The veteran winger was part of three Stanley Cup championship teams, solidifying himself in Penguins lore for his versatility, tenacity and professionalism. He left after the last season with 169 goals in a Penguins uniform, ninth on the franchise's all-time list, and his 28 career winning goals rank sixth.
On Thursday, Kunitz faced his former team for the first time, suiting up as a member of the Lightning after signing a one-year deal July 1.
Seeing the Penguins logo on the opposite sweater for the first time since changing teams did not feel as odd for Kunitz as one might expect.
“I went back (to Pittsburgh) and skated when (Lightning players evacuated) for the hurricane (Irma) and felt a little out of place,'' Kunitz said. “I think that was the awkward stage of being in blue and all of them being in the Pittsburgh colors, so I think we got that out of the way early.''
Kunitz, who scored the overtime winner in Game 7 of the Eastern Conference finals against Ottawa last season, left a mark on the organization and in the locker room.
“He's a warrior, and he plays his best when the games mean the most,'' Penguins coach Mike Sullivan said. “He was a big part of us winning the Stanley Cups, not just with the big goals he scored, just his overall leadership and the way he plays the game. He plays hard. He plays to win. His influence is contagious through our room with the energy that he brings and the example that he sets with how hard he plays. That's the body of work he established in Pittsburgh.
“We are so respectful and appreciative for what he did when he was a part of the Penguins organization.''
Those type of players are difficult to replace.
“He's a good person.
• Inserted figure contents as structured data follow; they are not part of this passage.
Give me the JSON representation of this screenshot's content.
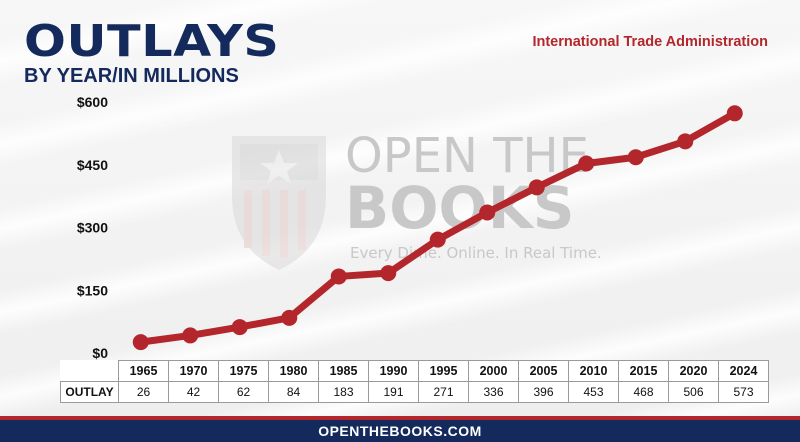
{
  "header": {
    "title": "OUTLAYS",
    "subtitle": "BY YEAR/IN MILLIONS",
    "source": "International Trade Administration"
  },
  "watermark": {
    "line1": "OPEN THE",
    "line2": "BOOKS",
    "tagline": "Every Dime. Online. In Real Time."
  },
  "footer": {
    "url": "OPENTHEBOOKS.COM"
  },
  "colors": {
    "line": "#b3262b",
    "navy": "#142a5c"
  },
  "chart_data": {
    "type": "line",
    "x": [
      "1965",
      "1970",
      "1975",
      "1980",
      "1985",
      "1990",
      "1995",
      "2000",
      "2005",
      "2010",
      "2015",
      "2020",
      "2024"
    ],
    "series": [
      {
        "name": "OUTLAY",
        "values": [
          26,
          42,
          62,
          84,
          183,
          191,
          271,
          336,
          396,
          453,
          468,
          506,
          573
        ]
      }
    ],
    "ylim": [
      0,
      600
    ],
    "yticks": [
      0,
      150,
      300,
      450,
      600
    ],
    "ytick_labels": [
      "$0",
      "$150",
      "$300",
      "$450",
      "$600"
    ],
    "grid": false,
    "legend": "none"
  }
}
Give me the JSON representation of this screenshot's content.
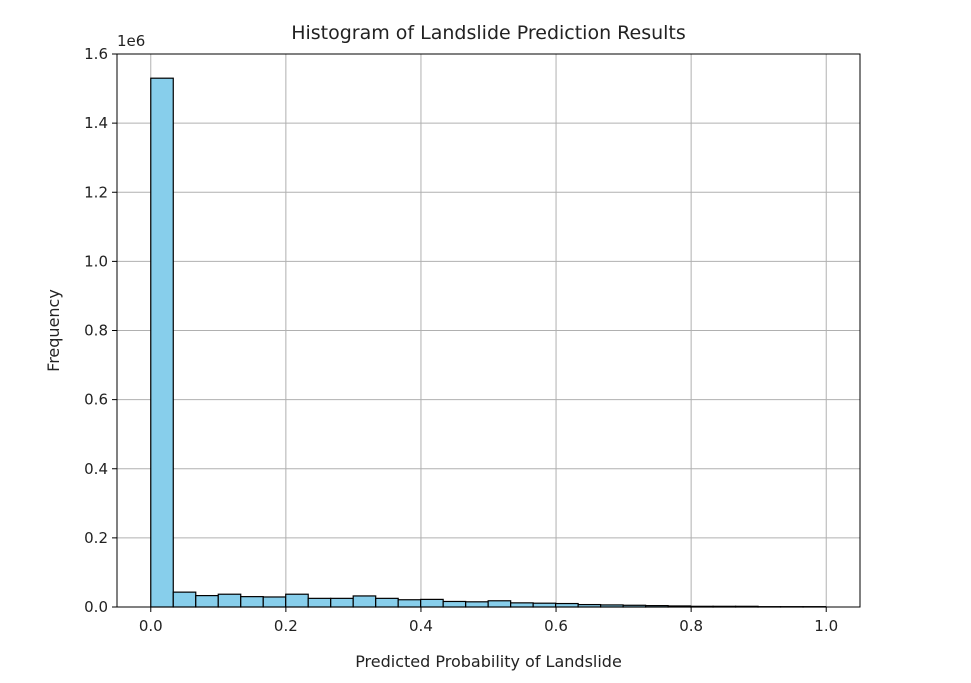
{
  "chart_data": {
    "type": "bar",
    "title": "Histogram of Landslide Prediction Results",
    "xlabel": "Predicted Probability of Landslide",
    "ylabel": "Frequency",
    "y_offset_label": "1e6",
    "xlim": [
      -0.05,
      1.05
    ],
    "ylim": [
      0,
      1.6
    ],
    "x_ticks": [
      "0.0",
      "0.2",
      "0.4",
      "0.6",
      "0.8",
      "1.0"
    ],
    "y_ticks": [
      "0.0",
      "0.2",
      "0.4",
      "0.6",
      "0.8",
      "1.0",
      "1.2",
      "1.4",
      "1.6"
    ],
    "grid": true,
    "bar_color": "#87CEEB",
    "bins": {
      "start": 0.0,
      "width": 0.0333,
      "values": [
        1.53,
        0.043,
        0.033,
        0.037,
        0.03,
        0.029,
        0.037,
        0.025,
        0.025,
        0.032,
        0.025,
        0.021,
        0.022,
        0.016,
        0.015,
        0.018,
        0.012,
        0.011,
        0.01,
        0.007,
        0.006,
        0.005,
        0.004,
        0.003,
        0.002,
        0.002,
        0.002,
        0.001,
        0.001,
        0.001
      ]
    }
  }
}
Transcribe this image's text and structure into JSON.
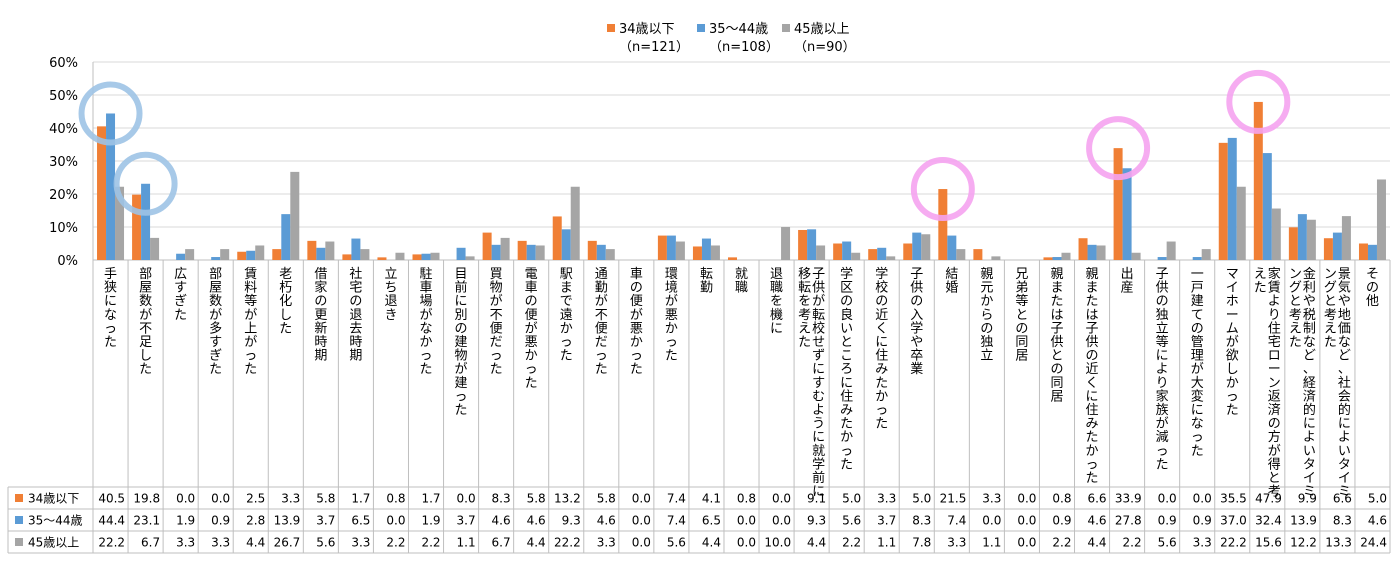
{
  "chart_data": {
    "type": "bar",
    "legend_position": "top",
    "grid": true,
    "ylim": [
      0,
      60
    ],
    "y_ticks": [
      "0%",
      "10%",
      "20%",
      "30%",
      "40%",
      "50%",
      "60%"
    ],
    "categories": [
      "手狭になった",
      "部屋数が不足した",
      "広すぎた",
      "部屋数が多すぎた",
      "賃料等が上がった",
      "老朽化した",
      "借家の更新時期",
      "社宅の退去時期",
      "立ち退き",
      "駐車場がなかった",
      "目前に別の建物が建った",
      "買物が不便だった",
      "電車の便が悪かった",
      "駅まで遠かった",
      "通勤が不便だった",
      "車の便が悪かった",
      "環境が悪かった",
      "転勤",
      "就職",
      "退職を機に",
      "子供が転校せずにすむように就学前に移転を考えた",
      "学区の良いところに住みたかった",
      "学校の近くに住みたかった",
      "子供の入学や卒業",
      "結婚",
      "親元からの独立",
      "兄弟等との同居",
      "親または子供との同居",
      "親または子供の近くに住みたかった",
      "出産",
      "子供の独立等により家族が減った",
      "一戸建ての管理が大変になった",
      "マイホームが欲しかった",
      "家賃より住宅ローン返済の方が得と考えた",
      "金利や税制など、経済的によいタイミングと考えた",
      "景気や地価など、社会的によいタイミングと考えた",
      "その他"
    ],
    "series": [
      {
        "name": "34歳以下",
        "legend_sub": "（n=121）",
        "table_label": "34歳以下",
        "color": "#F07F35",
        "values": [
          40.5,
          19.8,
          0.0,
          0.0,
          2.5,
          3.3,
          5.8,
          1.7,
          0.8,
          1.7,
          0.0,
          8.3,
          5.8,
          13.2,
          5.8,
          0.0,
          7.4,
          4.1,
          0.8,
          0.0,
          9.1,
          5.0,
          3.3,
          5.0,
          21.5,
          3.3,
          0.0,
          0.8,
          6.6,
          33.9,
          0.0,
          0.0,
          35.5,
          47.9,
          9.9,
          6.6,
          5.0
        ]
      },
      {
        "name": "35～44歳",
        "legend_sub": "（n=108）",
        "table_label": "35～44歳",
        "color": "#5B9BD5",
        "values": [
          44.4,
          23.1,
          1.9,
          0.9,
          2.8,
          13.9,
          3.7,
          6.5,
          0.0,
          1.9,
          3.7,
          4.6,
          4.6,
          9.3,
          4.6,
          0.0,
          7.4,
          6.5,
          0.0,
          0.0,
          9.3,
          5.6,
          3.7,
          8.3,
          7.4,
          0.0,
          0.0,
          0.9,
          4.6,
          27.8,
          0.9,
          0.9,
          37.0,
          32.4,
          13.9,
          8.3,
          4.6
        ]
      },
      {
        "name": "45歳以上",
        "legend_sub": "（n=90）",
        "table_label": "45歳以上",
        "color": "#A5A5A5",
        "values": [
          22.2,
          6.7,
          3.3,
          3.3,
          4.4,
          26.7,
          5.6,
          3.3,
          2.2,
          2.2,
          1.1,
          6.7,
          4.4,
          22.2,
          3.3,
          0.0,
          5.6,
          4.4,
          0.0,
          10.0,
          4.4,
          2.2,
          1.1,
          7.8,
          3.3,
          1.1,
          0.0,
          2.2,
          4.4,
          2.2,
          5.6,
          3.3,
          22.2,
          15.6,
          12.2,
          13.3,
          24.4
        ]
      }
    ],
    "highlights": [
      {
        "category_index": 0,
        "series": "35～44歳",
        "color": "#9DC3E6"
      },
      {
        "category_index": 1,
        "series": "35～44歳",
        "color": "#9DC3E6"
      },
      {
        "category_index": 24,
        "series": "34歳以下",
        "color": "#F5A3F0"
      },
      {
        "category_index": 29,
        "series": "34歳以下",
        "color": "#F5A3F0"
      },
      {
        "category_index": 33,
        "series": "34歳以下",
        "color": "#F5A3F0"
      }
    ],
    "colors": {
      "grid": "#D9D9D9",
      "axis": "#BFBFBF",
      "text": "#000000"
    }
  }
}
He's a great teammate,'' Sullivan said. “I think he's a rational voice in the locker room. He's been through a lot. He knows how to win. He brings a lot to a dressing room, and he's a terrific player. He has a physical edge to his game. You can move him up and down the lineup, which is what we did when we had him, so we moved him all around. We had him killing penalties last season, and he did a great job there. What I always really admired about ‘Kuni' was regardless of the role we asked him to play or how we tried to use him, he was always about the team and trying to help the team win.
“I have so much admiration and respect for that, he was always so eager to just do what we asked. He embraced his role and his role shifted through my tenure.''
Cole still out
Defenseman Ian Cole remains out indefinitely after taking a puck to the face against Nashville, though Sullivan said he didn't think it would keep Cole out for too long.
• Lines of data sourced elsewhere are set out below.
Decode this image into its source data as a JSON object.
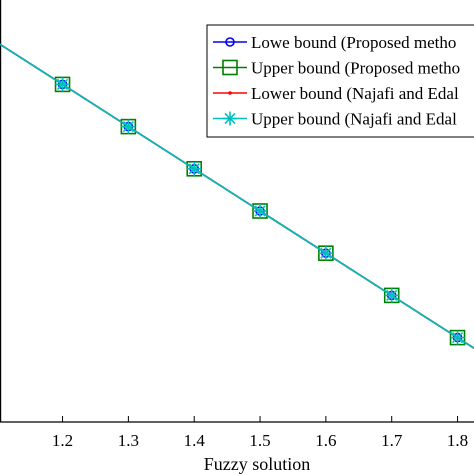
{
  "chart_data": {
    "type": "line",
    "xlabel": "Fuzzy solution",
    "ylabel": "",
    "title": "",
    "x_ticks": [
      "1.2",
      "1.3",
      "1.4",
      "1.5",
      "1.6",
      "1.7",
      "1.8"
    ],
    "xlim": [
      1.105,
      1.825
    ],
    "ylim": [
      0.0,
      1.0
    ],
    "grid": false,
    "legend_position": "top-right",
    "series": [
      {
        "name": "Lowe bound (Proposed metho",
        "color": "#0000ff",
        "marker": "circle",
        "x": [
          1.2,
          1.3,
          1.4,
          1.5,
          1.6,
          1.7,
          1.8
        ],
        "y": [
          0.8,
          0.7,
          0.6,
          0.5,
          0.4,
          0.3,
          0.2
        ]
      },
      {
        "name": "Upper bound (Proposed metho",
        "color": "#008000",
        "marker": "square",
        "x": [
          1.2,
          1.3,
          1.4,
          1.5,
          1.6,
          1.7,
          1.8
        ],
        "y": [
          0.8,
          0.7,
          0.6,
          0.5,
          0.4,
          0.3,
          0.2
        ]
      },
      {
        "name": "Lower bound (Najafi and Edal",
        "color": "#ff0000",
        "marker": "point",
        "x": [
          1.2,
          1.3,
          1.4,
          1.5,
          1.6,
          1.7,
          1.8
        ],
        "y": [
          0.8,
          0.7,
          0.6,
          0.5,
          0.4,
          0.3,
          0.2
        ]
      },
      {
        "name": "Upper bound (Najafi and Edal",
        "color": "#00bfbf",
        "marker": "asterisk",
        "x": [
          1.2,
          1.3,
          1.4,
          1.5,
          1.6,
          1.7,
          1.8
        ],
        "y": [
          0.8,
          0.7,
          0.6,
          0.5,
          0.4,
          0.3,
          0.2
        ]
      }
    ]
  }
}
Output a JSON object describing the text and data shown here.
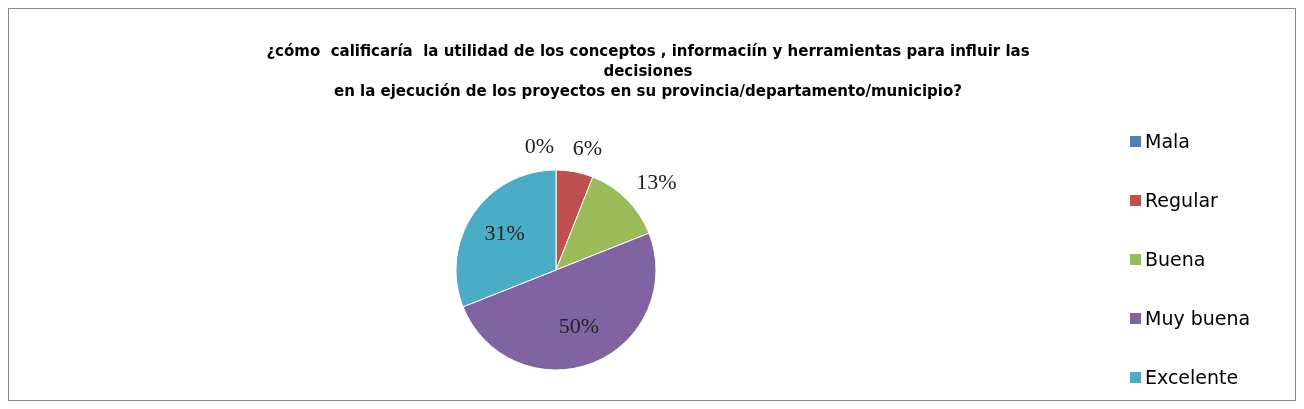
{
  "chart_data": {
    "type": "pie",
    "title": "¿cómo  calificaría  la utilidad de los conceptos , informaciín y herramientas para influir las decisiones\nen la ejecución de los proyectos en su provincia/departamento/municipio?",
    "categories": [
      "Mala",
      "Regular",
      "Buena",
      "Muy buena",
      "Excelente"
    ],
    "values": [
      0,
      6,
      13,
      50,
      31
    ],
    "colors": [
      "#4f81bd",
      "#c0504d",
      "#9bbb59",
      "#8064a2",
      "#4bacc6"
    ],
    "value_labels": [
      "0%",
      "6%",
      "13%",
      "50%",
      "31%"
    ],
    "legend": "right"
  }
}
“There is still no timeline, but he is making progress,'' Sullivan said. “That's encouraging, and we are hopeful we'll get him back in a fairly timely manner.''
During Wednesday's victory at Washington, the Penguins moved around the power-play units, and the result was three power-play goals in a 3-2 victory.
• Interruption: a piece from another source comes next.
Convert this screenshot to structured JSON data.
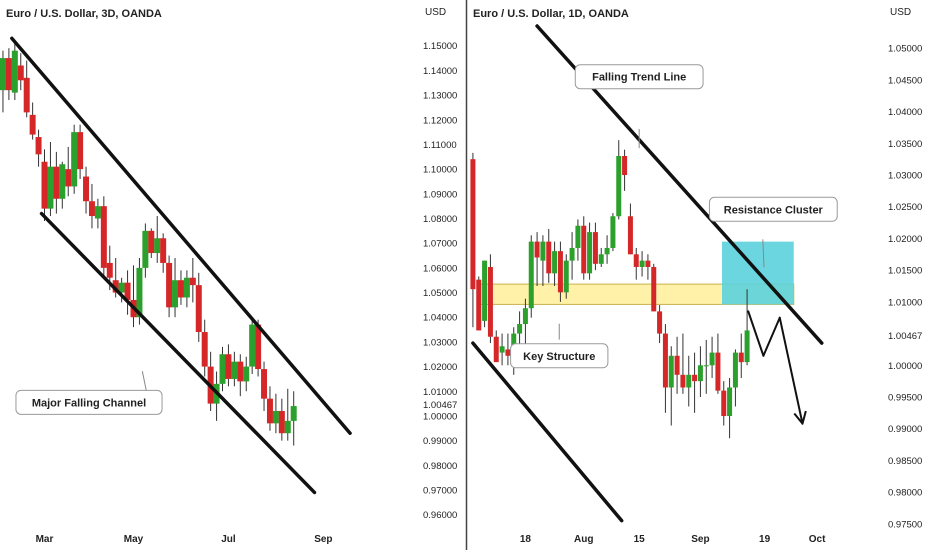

“There is always a fine line as a coach of allowing the top unit to play through some of the struggles, and we don't want to be a coaching staff that pulls the plug when it doesn't go well,'' Sullivan said. “We want to allow our guys to work through the challenges and the struggles, and this group for the most part is pretty good at it. We had stayed with it for quite a while through the course of a game and then the coaching staff just go the sense that it was going to be one of those nights for the group, so we split them up.''
The top unit of Sidney Crosby, Evgeni Malkin, Patric Hornqvist, Phil Kessel and Justin Schultz was back together Thursday.
The Penguins scratched Scott Wilson, Josh Archibald and Chris Summers. … Kris Letang notched his 300th career assist on Jake Guentzel's first-period goal Thursday. Letang became the second defenseman in team history to reach the plateau, joining Paul Coffey (332).
Erik Erlendsson is a freelance writer.